Donc, Pébacasi avait décidé de rester. Son téléphone avait sonné, à 22 h 57 précises. Mayeur était encore à l’étage, elle avait entendu les sonneries mais n’avait rien dit. Puis elle s’était sauvée par la fenêtre en silence, tandis que Ramirez, déplacé au fond de la cave, recevait une seconde balle à travers la gorge, tirée avec sa propre arme.
Nicolas cueillit dans un dossier des photos de la cave avant nettoyage, ainsi que des gros plans du cadavre, qu’il scruta pour la énième fois. Ramirez avait été charcuté et fourré aux sangsues comme un bon far breton. Pébacasi avait le cœur bien accroché et une imagination remarquable. Pensait-elle déjà aux flics quand elle avait agi ? Cherchait-elle à les déstabiliser ? Leur faire croire qu’elle était perverse alors qu’en fait elle avait tout fait pour ne pas croiser Ramirez ?
Nicolas revint au niveau du premier impact. Pébacasi avait voulu détourner leur attention, les éloigner du premier tir. Elle n’était pas née de la dernière pluie, avait replacé le corps exactement dans la même position.
Il fixa l’espace du fond, il sentait que les réponses étaient juste là, suspendues au-dessus de sa conscience. Soudain il se figea devant l’un des murs. Puis il retourna fouiller dans les dossiers. Il en sortit l’impression couleur du pistolet HK P30 et l’observa avec attention.
— Bingo !
Il alla se mettre à la place du mort, imagina la position exacte du tueur, face à lui. Puis se redressa et, son Sig Sauer en main, prit la position assassine : à genoux, face au cadavre imaginaire, l’arme bien droite.

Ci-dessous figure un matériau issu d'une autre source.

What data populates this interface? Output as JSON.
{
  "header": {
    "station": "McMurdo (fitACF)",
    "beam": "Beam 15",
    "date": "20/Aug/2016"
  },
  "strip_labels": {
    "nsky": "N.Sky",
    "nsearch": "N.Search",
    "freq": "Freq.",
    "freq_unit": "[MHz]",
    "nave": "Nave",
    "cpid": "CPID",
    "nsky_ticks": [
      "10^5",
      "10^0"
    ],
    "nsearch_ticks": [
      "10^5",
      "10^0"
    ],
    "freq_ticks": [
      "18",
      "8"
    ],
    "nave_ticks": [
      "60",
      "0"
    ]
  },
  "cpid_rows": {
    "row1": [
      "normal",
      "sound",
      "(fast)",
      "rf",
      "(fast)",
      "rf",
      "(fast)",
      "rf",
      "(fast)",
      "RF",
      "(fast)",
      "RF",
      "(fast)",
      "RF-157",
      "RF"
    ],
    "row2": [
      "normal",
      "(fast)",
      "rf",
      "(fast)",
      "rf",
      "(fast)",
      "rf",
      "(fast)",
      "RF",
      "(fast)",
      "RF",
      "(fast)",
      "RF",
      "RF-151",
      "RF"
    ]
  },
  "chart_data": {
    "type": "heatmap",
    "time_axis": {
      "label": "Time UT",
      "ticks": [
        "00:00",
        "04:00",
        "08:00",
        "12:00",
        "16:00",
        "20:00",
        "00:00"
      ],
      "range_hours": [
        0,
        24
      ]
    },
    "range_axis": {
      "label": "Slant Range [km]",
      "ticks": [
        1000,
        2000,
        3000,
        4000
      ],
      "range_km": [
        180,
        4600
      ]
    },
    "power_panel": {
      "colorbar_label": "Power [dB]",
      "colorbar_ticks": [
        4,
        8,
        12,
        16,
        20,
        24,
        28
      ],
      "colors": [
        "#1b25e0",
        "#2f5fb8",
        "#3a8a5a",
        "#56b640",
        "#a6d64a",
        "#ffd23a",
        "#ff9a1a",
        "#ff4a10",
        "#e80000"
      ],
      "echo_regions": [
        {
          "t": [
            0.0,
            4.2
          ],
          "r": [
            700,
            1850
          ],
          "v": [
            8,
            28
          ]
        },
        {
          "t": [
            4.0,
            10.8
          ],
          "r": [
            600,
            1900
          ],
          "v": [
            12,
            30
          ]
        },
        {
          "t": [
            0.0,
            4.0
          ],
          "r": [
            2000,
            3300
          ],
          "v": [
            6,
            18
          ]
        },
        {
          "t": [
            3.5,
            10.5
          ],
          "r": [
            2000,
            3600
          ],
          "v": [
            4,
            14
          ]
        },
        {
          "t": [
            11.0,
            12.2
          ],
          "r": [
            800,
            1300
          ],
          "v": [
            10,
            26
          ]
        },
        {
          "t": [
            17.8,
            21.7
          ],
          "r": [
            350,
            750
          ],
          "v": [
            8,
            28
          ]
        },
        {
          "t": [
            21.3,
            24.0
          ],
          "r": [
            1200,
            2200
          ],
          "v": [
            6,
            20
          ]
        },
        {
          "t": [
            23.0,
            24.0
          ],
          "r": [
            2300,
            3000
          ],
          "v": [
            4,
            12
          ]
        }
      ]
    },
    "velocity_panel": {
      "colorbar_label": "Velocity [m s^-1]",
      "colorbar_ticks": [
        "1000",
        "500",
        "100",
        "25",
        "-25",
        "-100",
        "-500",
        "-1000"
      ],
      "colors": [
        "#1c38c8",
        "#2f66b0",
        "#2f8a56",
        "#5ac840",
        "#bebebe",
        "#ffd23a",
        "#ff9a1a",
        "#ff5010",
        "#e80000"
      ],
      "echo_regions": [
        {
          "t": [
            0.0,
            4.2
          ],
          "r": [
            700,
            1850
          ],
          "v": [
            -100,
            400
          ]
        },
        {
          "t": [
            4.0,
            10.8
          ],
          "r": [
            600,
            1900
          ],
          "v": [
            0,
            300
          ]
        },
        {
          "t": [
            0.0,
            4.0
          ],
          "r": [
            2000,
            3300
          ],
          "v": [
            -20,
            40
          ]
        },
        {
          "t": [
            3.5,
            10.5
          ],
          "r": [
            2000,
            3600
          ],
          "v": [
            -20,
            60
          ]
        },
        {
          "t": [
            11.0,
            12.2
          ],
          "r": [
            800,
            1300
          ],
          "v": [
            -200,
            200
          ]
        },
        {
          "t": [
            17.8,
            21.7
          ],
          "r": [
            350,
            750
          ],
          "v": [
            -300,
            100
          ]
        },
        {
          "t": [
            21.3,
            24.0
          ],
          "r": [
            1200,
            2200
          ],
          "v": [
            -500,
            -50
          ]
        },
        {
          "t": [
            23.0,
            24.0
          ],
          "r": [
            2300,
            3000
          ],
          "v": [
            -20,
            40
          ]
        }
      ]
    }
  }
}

Il se souvenait de la remarque faite à Sharko, le soir de la découverte du corps : seule une fenêtre d’éjection à gauche pouvait expliquer la présence de la douille au milieu d’un entassement de briques, juste derrière lui. Dans ce cas, le tube en étain aurait percuté le mur de gauche très proche, puis rebondi vers l’arrière. Problème : la fenêtre d’éjection de tous les HK P30 se situait sur la droite, comme sur son Sig Sauer.
Nicolas remonta en quatrième vitesse, récupéra des boules Quiès dans le coffre de sa voiture — il y stockait aussi une brosse à dents, des Coton-Tige, un peigne et un pack entamé de douze bières —, redescendit à la cave et reprit sa position, une fois les oreilles bouchées. Il visa le trou dans le mur, ferma un œil et ouvrit le feu. La douille fila sur la droite, bondit sur le sol et n’atteignit même pas le mur proche de l’entrée. Même avec le capharnaüm le soir de la mort de Ramirez, impossible que la douille se retrouve derrière lui, au niveau des briques.